Oct. 16, 2018

Targeting certain proteins, families of proteins and especially protein-protein interactions could inhibit their ability to develop into a range of diseases, including certain cancers, according to Ben-Gurion University researchers. The discovery could lead to groundbreaking preventative and therapeutic treatment methods, they said. 
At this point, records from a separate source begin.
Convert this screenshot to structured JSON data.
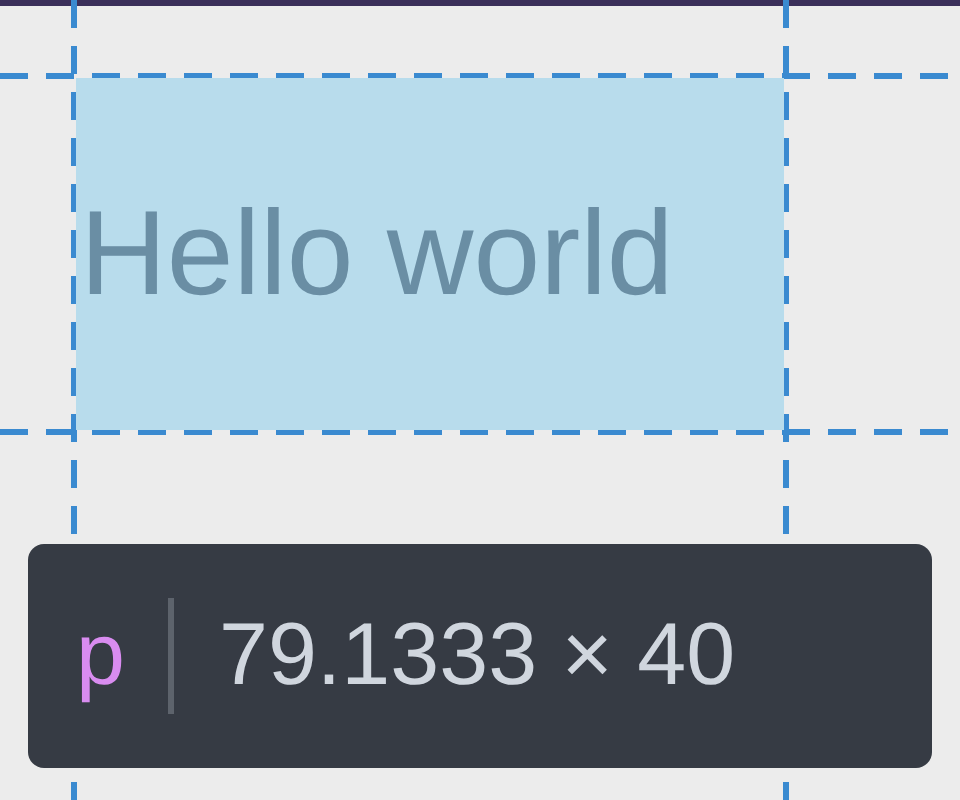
{
  "highlight": {
    "text": "Hello world"
  },
  "tooltip": {
    "tag": "p",
    "size": "79.1333 × 40"
  }
}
In a groundbreaking paper published in the October edition of Nature Communications, Dr. Niv Papo of BGU's Avram and Stella Goldstein-Goren Department of Biotechnology Engineering and the National Institute of Biotechnology (NIBN),​and incumbent of the Edgar de Picciotto Career Development Chair in Cancer Therapeutics and Imaging, said that current research on a wide variety of diseases, including some cancers, has implicated certain proteins in the development and progression of these diseases. Scientists therefore believe that observing the relevant interactions could open the way to developing new therapeutics and ultimately to understanding some of the mechanisms responsible of the development of such diseases.


 

“This is a major step in this direction," Papo said. “ By focusing on a protein family known as serine proteases, we demonstrated that it is possible to specifically target and inhibit two proteins (KLK6 and mesotrypsin) that are involved in cancer progression and other proteins (anionic and cationic trypsins) that are associated with the etiology of pancreatitis."
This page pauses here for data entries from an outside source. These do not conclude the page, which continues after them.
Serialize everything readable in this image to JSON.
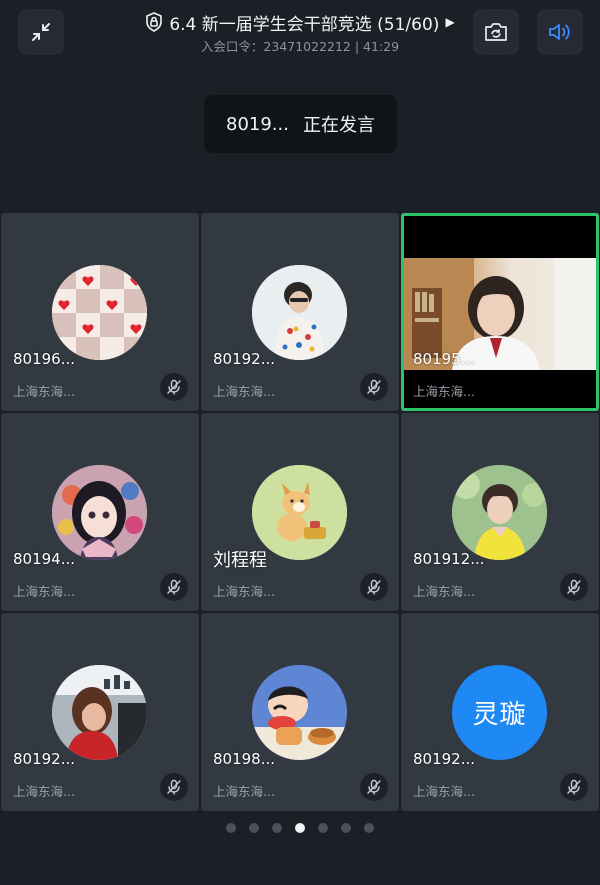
{
  "header": {
    "title": "6.4 新一届学生会干部竞选 (51/60)",
    "subtitle": "入会口令：23471022212 | 41:29"
  },
  "toast": {
    "name": "8019...",
    "status": "正在发言"
  },
  "participants": [
    {
      "name": "80196...",
      "location": "上海东海...",
      "avatar": "hearts-pattern",
      "muted": true
    },
    {
      "name": "80192...",
      "location": "上海东海...",
      "avatar": "boy-photo",
      "muted": true
    },
    {
      "name": "80195...",
      "location": "上海东海...",
      "avatar": "live-video",
      "muted": false,
      "active_speaker": true
    },
    {
      "name": "80194...",
      "location": "上海东海...",
      "avatar": "anime-girl",
      "muted": true
    },
    {
      "name": "刘程程",
      "location": "上海东海...",
      "avatar": "cartoon-dog",
      "muted": true
    },
    {
      "name": "801912...",
      "location": "上海东海...",
      "avatar": "boy-portrait",
      "muted": true
    },
    {
      "name": "80192...",
      "location": "上海东海...",
      "avatar": "girl-photo",
      "muted": true
    },
    {
      "name": "80198...",
      "location": "上海东海...",
      "avatar": "shinchan-cartoon",
      "muted": true
    },
    {
      "name": "80192...",
      "location": "上海东海...",
      "avatar_text": "灵璇",
      "muted": true
    }
  ],
  "pagination": {
    "pages": 7,
    "current": 4
  },
  "colors": {
    "background": "#1b1f26",
    "tile": "#323941",
    "active_border": "#2ec26a",
    "speaker_accent": "#3d8bff",
    "text_avatar": "#1e88f5"
  }
}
Papo explained that the research rests on scientists' ability to map the binding specificity landscape of interacting proteins, which is crucial both for fundamental science and for drug (inhibitors) development efforts. However, the limitations of currently available methods for mapping this landscape hinder the ability to develop specific inhibitors for clinically important proteins. 

Overcoming those limitations has thus become the goal of Papo and his team, MSc student Si Naftali and PhD student Itai Cohen, in cooperation with crystallographers Anat Shahar, also of Ben-Gurion University and Prof. Evette Radisky of the Mayo Clinic, located Jacksonville, Florida.

 

The research team combined two cutting-edge techniques (multi-target selective library screening and in silico next-generation sequencing analysis) to provide an unprecedentedly rich analysis of the binding specificity landscape of proteins in a rapid, cost-effective process. Papo went on to say that his new approach would increase the understanding of the mechanisms and evolutionary origins of specific protein–protein interactions and facilitate the rational design of specific inhibitors that can discriminate between structurally similar protein targets. 

Indeed, as many disease-related proteins belong to large families of related proteins, increasing target selectivity is a highly desirable but challenging goal in drug development.

“The new approach thus offers great promise for designing novel target-specific therapeutics," Papo said.